Portugal — Quō vādis?

Isto significa que para revertemos a situação que o planeta enfrenta, e concretizar a Agenda 2030 durante o período vigente 2016-2030, tal como no combate à pandemia, depende fortemente de uma dinâmica de conjugação de esforços, de adesão, de colaboração e essencialmente da implementação da Agenda por parte de todos os atores, universalmente, nomeadamente nas políticas dos países, nas estratégias e operações das empresas e no dia a dia da sociedade em geral.

Só uma abordagem sistémica é capaz de aliviar esta pressão sobre o planeta e os recursos naturais.

Mas para não me alongar mais, a verdade é que para se transformar a Agenda 2030, numa realidade, cabe a responsabilidade, em primeira instância, aos governos na definição de políticas públicas transformadoras que promovam um modelo de desenvolvimento sustentável.

Ora, Portugal, enquanto estado-membro da ONU, tendo inclusive participado ativamente nesse desígnio e subscrito os compromissos que a Agenda 2030 promove, a par de ter entrado em 2021 a Presidir o Conselho da União Europeia tem indubitavelmente essa responsabilidade.

Infelizmente, não é isso que se tem verificado na prática.

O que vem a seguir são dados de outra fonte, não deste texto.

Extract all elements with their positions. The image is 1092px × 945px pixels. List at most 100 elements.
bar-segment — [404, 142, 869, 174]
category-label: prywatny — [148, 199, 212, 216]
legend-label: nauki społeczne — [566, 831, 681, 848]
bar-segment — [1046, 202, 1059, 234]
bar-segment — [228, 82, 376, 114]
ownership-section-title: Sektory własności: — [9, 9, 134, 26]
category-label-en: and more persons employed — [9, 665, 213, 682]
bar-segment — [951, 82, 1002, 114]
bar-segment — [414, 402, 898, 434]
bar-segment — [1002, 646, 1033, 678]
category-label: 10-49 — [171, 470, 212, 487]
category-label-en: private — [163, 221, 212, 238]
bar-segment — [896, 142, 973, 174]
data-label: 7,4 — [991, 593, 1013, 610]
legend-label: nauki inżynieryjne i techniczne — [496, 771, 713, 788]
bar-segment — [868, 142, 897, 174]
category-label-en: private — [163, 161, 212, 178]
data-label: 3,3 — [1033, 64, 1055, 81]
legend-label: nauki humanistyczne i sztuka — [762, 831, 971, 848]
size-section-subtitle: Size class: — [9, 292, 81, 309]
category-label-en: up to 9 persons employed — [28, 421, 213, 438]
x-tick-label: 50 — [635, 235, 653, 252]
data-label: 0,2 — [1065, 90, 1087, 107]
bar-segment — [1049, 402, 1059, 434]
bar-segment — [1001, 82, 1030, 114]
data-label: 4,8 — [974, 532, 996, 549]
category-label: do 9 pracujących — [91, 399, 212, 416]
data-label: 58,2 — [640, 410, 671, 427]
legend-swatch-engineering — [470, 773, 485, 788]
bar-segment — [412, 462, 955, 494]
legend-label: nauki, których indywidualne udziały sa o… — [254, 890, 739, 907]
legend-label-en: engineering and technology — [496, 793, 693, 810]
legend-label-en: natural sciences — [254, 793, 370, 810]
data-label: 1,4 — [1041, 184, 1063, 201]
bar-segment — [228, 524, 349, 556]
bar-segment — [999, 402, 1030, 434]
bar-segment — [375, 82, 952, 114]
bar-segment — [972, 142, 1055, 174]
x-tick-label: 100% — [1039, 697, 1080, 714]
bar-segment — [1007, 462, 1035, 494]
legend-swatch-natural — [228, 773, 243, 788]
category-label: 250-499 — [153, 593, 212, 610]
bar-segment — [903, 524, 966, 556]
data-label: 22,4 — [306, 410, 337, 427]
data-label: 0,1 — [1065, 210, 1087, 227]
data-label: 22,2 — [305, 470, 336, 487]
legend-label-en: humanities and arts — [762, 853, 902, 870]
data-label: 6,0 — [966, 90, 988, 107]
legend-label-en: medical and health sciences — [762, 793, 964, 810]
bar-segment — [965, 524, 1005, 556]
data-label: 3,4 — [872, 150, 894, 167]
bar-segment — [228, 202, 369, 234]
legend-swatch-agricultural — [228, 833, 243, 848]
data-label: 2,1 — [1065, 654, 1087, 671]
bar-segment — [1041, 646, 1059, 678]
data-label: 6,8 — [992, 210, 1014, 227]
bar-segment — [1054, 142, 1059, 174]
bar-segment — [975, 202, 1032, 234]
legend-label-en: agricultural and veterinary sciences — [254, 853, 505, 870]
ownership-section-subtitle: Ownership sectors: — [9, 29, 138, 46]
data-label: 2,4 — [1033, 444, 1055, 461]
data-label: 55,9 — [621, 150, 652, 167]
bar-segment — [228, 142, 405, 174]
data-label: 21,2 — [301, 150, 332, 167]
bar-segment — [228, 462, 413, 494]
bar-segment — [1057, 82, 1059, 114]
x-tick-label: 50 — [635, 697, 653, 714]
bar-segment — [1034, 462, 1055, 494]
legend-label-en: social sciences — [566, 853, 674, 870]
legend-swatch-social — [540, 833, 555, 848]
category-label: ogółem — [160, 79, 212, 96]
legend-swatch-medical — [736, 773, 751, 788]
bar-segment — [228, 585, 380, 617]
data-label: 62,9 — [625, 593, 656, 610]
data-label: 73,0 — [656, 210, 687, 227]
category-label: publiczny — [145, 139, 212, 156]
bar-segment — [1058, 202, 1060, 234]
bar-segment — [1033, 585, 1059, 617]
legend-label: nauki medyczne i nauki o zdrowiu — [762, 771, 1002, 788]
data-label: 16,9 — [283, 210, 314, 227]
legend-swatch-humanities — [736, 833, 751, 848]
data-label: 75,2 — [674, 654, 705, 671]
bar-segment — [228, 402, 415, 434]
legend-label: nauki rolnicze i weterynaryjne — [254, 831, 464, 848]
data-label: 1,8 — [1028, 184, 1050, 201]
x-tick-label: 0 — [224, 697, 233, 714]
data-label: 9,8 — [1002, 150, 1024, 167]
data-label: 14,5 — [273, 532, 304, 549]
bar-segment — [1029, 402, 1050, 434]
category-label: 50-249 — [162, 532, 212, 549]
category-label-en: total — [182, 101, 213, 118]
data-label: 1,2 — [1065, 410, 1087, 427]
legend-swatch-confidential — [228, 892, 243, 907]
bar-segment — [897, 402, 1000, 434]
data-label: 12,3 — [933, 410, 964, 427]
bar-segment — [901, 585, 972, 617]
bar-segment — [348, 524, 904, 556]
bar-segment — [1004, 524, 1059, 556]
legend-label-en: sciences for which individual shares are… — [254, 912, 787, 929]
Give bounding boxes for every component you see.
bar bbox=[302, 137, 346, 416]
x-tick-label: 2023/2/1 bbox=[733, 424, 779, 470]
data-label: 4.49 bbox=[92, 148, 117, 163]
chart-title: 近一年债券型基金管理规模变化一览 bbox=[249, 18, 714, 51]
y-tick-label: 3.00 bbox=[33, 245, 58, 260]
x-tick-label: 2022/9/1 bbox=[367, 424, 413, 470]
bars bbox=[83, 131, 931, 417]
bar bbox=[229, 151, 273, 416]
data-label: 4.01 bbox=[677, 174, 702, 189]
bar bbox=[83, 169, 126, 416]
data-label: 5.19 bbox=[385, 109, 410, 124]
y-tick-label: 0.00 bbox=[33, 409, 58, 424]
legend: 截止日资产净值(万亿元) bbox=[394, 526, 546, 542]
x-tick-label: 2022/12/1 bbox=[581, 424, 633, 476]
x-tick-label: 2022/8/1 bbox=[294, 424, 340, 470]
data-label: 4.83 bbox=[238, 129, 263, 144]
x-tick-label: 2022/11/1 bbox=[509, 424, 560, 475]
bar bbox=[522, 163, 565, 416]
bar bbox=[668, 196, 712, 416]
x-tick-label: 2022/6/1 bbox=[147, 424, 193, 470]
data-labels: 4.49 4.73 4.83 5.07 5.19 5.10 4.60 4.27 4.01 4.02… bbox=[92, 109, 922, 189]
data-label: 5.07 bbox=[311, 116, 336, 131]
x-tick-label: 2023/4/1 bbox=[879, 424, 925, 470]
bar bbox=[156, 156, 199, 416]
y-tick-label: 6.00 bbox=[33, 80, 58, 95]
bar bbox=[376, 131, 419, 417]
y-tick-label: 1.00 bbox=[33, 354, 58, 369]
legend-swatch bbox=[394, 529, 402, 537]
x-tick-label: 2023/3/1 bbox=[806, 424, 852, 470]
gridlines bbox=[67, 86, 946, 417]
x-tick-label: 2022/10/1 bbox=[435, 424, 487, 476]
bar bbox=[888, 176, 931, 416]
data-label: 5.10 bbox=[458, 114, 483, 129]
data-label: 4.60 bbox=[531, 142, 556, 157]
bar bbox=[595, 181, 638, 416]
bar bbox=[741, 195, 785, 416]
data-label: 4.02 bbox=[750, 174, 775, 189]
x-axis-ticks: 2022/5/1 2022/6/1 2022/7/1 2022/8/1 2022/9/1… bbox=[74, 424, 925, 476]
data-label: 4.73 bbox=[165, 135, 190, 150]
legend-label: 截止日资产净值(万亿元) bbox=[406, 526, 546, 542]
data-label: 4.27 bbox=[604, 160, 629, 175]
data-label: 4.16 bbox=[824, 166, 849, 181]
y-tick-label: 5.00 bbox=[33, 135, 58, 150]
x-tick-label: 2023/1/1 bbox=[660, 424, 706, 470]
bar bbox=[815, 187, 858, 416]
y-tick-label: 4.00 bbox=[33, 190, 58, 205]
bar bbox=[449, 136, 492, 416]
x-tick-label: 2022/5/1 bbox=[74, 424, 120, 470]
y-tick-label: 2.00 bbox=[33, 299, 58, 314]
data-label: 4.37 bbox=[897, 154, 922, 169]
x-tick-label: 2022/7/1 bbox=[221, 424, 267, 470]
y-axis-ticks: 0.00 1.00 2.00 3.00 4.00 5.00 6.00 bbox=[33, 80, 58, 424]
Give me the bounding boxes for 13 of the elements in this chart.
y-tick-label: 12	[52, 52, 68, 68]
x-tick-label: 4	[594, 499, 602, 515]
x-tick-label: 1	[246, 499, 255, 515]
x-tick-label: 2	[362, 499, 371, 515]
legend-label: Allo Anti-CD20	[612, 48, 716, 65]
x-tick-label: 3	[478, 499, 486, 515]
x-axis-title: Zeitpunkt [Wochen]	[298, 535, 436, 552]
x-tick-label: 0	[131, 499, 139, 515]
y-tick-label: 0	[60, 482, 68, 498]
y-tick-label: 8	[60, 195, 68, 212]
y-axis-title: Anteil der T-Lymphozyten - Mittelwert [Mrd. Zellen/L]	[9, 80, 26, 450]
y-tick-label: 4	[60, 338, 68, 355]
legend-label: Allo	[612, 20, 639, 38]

  1. Tal como é veiculado no relatório “Portugal e a Agenda 2030 para o Desenvolvimento Sustentável”, Portugal é o único país europeu que não possui um enquadramento estratégico para o desenvolvimento sustentável ou para a Agenda 2030;
  2. De acordo com os últimos dados monitorizados relativamente aos compromissos efetuados por cada um dos 193 Estados membros, Portugal posiciona-se no 25º lugar do Ranking;
  3. Não obstante, se refinarmos esse ranking e análise somente aos 27 países da União Europeia, Portugal perde todo esse relevo, ocupando a 2ª metade da tabela, mais concretamente o 17º lugar;
  4. Pior do que ranking, é que se estima que nenhum país europeu cumpra com os ODS até 2030;
  5. Relativamente a Portugal, a avaliação e tendência da sua ação face aos compromissos a que se propôs no âmbito da Agenda 2030, mostra um claro distanciamento. A paleta de cores do semáforo, conforme quadro infra, revela que muito está por se fazer e temos desafios muito sérios para concretizar para se conseguir atingir os objetivos aos quais Portugal se propôs.
Fonte: Extraído de https://dashboards.sdgindex.org/profiles/PRT (Janeiro 2021)

Terei seguramente oportunidade de voltar a este tema e abordar outras perspetivas em futuros textos, porque tenho a clara convicção de que estamos perante um desafio que diz respeito a todos, e as empresas têm também um papel importante a desempenhar.

Não tenho dúvidas que situações análogas ou mais graves às que temos vindo a assistir devido à pandemia, como a perda de vidas, a falta de meios e de recursos, se nada for feito, estão para se agravar nas próximas décadas num espectro muito mais alargado.

Assim e, após um ano como o de 2020 e um início de 2021 comprometedor, atuar no presente para salvaguardar o futuro nunca fez tanto sentido.

O ano de 2030 já não está assim tão longe (no tempo), mas a distância para o que seremos nesse futuro próximo, dependerá da execução e compromisso de Portugal, e de todos, para com a Agenda 2030.